I have a feeling you’re playing dense for the fun of it… No, not being able to take a sh!t on my boss’s desk does not infringe on my freedom anymore than not being able to walk into a stranger’s house in the middle of the night does not infringe on my freedom of movement. And yet, being locked in a box does infringe on that. Hard concept to grasp?

I never claimed that animals are slaves or anything similar, so I don’t see a point in arguing that they are - which you seem to want me to do.

My initial (and only) claim was that animals can grasp the concept of basic freedom. Put it in a box and it will feel abused. So you making up hypotheticals of me taking a dump everywhere is just dumb and uncalled for.

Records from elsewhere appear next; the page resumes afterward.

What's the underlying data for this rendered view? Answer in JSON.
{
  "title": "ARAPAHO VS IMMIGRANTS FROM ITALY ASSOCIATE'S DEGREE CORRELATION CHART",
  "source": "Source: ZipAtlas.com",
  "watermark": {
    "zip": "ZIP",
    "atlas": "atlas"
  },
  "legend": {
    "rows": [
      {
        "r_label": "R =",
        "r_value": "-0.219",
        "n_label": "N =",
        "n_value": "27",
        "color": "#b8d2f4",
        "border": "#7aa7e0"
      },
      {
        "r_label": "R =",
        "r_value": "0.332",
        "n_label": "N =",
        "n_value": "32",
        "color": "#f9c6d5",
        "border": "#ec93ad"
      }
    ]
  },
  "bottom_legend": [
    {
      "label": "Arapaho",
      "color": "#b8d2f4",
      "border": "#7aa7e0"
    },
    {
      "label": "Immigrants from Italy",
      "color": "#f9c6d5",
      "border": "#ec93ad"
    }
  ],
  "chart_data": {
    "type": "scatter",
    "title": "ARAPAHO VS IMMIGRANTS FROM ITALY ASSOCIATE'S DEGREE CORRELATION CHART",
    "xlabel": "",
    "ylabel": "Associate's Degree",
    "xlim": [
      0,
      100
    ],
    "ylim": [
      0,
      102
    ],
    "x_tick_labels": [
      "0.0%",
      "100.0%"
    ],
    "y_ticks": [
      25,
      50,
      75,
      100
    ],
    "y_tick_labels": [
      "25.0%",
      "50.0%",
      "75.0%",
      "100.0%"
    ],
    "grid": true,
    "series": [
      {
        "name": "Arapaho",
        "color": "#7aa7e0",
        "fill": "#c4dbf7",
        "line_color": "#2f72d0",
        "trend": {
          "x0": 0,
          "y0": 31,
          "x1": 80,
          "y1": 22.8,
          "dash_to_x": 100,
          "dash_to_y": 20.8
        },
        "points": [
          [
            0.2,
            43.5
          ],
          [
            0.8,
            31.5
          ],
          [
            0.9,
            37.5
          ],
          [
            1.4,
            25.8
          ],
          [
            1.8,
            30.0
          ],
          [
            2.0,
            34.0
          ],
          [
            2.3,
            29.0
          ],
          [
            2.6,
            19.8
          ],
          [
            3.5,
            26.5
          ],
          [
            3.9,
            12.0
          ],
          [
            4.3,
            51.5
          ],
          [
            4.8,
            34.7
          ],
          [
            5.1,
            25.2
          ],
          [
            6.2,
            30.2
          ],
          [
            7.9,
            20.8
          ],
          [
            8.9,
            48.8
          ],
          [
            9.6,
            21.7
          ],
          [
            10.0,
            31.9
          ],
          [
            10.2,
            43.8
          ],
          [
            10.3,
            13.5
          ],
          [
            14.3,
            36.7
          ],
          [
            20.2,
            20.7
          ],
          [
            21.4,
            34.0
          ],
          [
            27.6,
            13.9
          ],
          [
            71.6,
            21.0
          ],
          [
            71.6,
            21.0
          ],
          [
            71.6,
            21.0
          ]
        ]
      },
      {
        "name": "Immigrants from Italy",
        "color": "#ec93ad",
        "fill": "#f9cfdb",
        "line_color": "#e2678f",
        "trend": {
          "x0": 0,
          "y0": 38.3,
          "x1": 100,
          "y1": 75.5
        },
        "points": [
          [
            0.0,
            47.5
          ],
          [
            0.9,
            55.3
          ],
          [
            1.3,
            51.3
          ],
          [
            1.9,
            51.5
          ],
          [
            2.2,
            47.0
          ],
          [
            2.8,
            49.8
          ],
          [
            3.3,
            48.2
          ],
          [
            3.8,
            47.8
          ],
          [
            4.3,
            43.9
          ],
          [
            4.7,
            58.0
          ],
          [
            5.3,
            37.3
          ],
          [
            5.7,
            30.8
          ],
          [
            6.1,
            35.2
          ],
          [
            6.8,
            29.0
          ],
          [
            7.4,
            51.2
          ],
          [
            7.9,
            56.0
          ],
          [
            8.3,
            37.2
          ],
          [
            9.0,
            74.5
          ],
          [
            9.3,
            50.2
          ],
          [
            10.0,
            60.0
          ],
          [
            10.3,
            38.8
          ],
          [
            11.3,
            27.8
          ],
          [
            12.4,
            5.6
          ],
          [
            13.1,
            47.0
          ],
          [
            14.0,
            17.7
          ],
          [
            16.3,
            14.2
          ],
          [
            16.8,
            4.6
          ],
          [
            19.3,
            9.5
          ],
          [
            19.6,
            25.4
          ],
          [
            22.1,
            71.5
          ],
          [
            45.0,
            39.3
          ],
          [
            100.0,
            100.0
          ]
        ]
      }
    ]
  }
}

What makes slavery a moral wrong?

To my mind, it is the humiliation of forcibly treating a conscious being as less than it is - like a piece of property.

A human can understand abstract notions such as ‘freedom’ and can feel horror at their lack. If you make a person a slave, how you treat them (kindly or cruelly) is only one aspect of the moral wrong you do the them; even a slave kindly treated has the mental ability to understand what they have been deprived of, the wrong done to them. Even a kindly treated slave can and very often will strike out for freedom.

Animals, by all evidence, do not possess this ability. Animals can understand kindness and cruelty all right, and animals with the intelligence of dogs and cats can certainly react and communicate pleasure and displeasure. But there is no evidence whatsoever that they understand such abstract concepts as ‘freedom’. That simply does not appear to be part of a dog or cat’s mental universe. They do not understand that they are “owned” like property, because that too is not part of their universe.

Animals such as dogs and cats understand concepts like family, domination and submission, and territory. That’s the way they appear to look at the world. To a dog, its owner is a dominant member of its family and so it will guard the family’s territory; to a cat, the family property is part of its range.

These animals cannot be slaves, because they do not know what slavery is, and it is consciousness of one’s own enslavement that makes something or someone a “slave” as opposed to a “pet”, “livestock” or “property”.

And who do you depend on for your food, your clothing, your shelter, your transportation, your education, your entertainment, your income, your relationships? Unless you’re a hermit who lives on a deserted island, you depend on other people for much of what you need in life. Does that make you their slave?

Meh, by Machinaforce’s definition every human being is a slave because we are “forced to obey” our employers, or the police or the government. I am not free to go do whatever I want, I have a bunch of laws and societal conventions that restrict my behaviour, so obviously I must be a slave.

There has never been this utopia where Animals frolic freely without being forced to obey their pack leaders or live in constant fear of predators.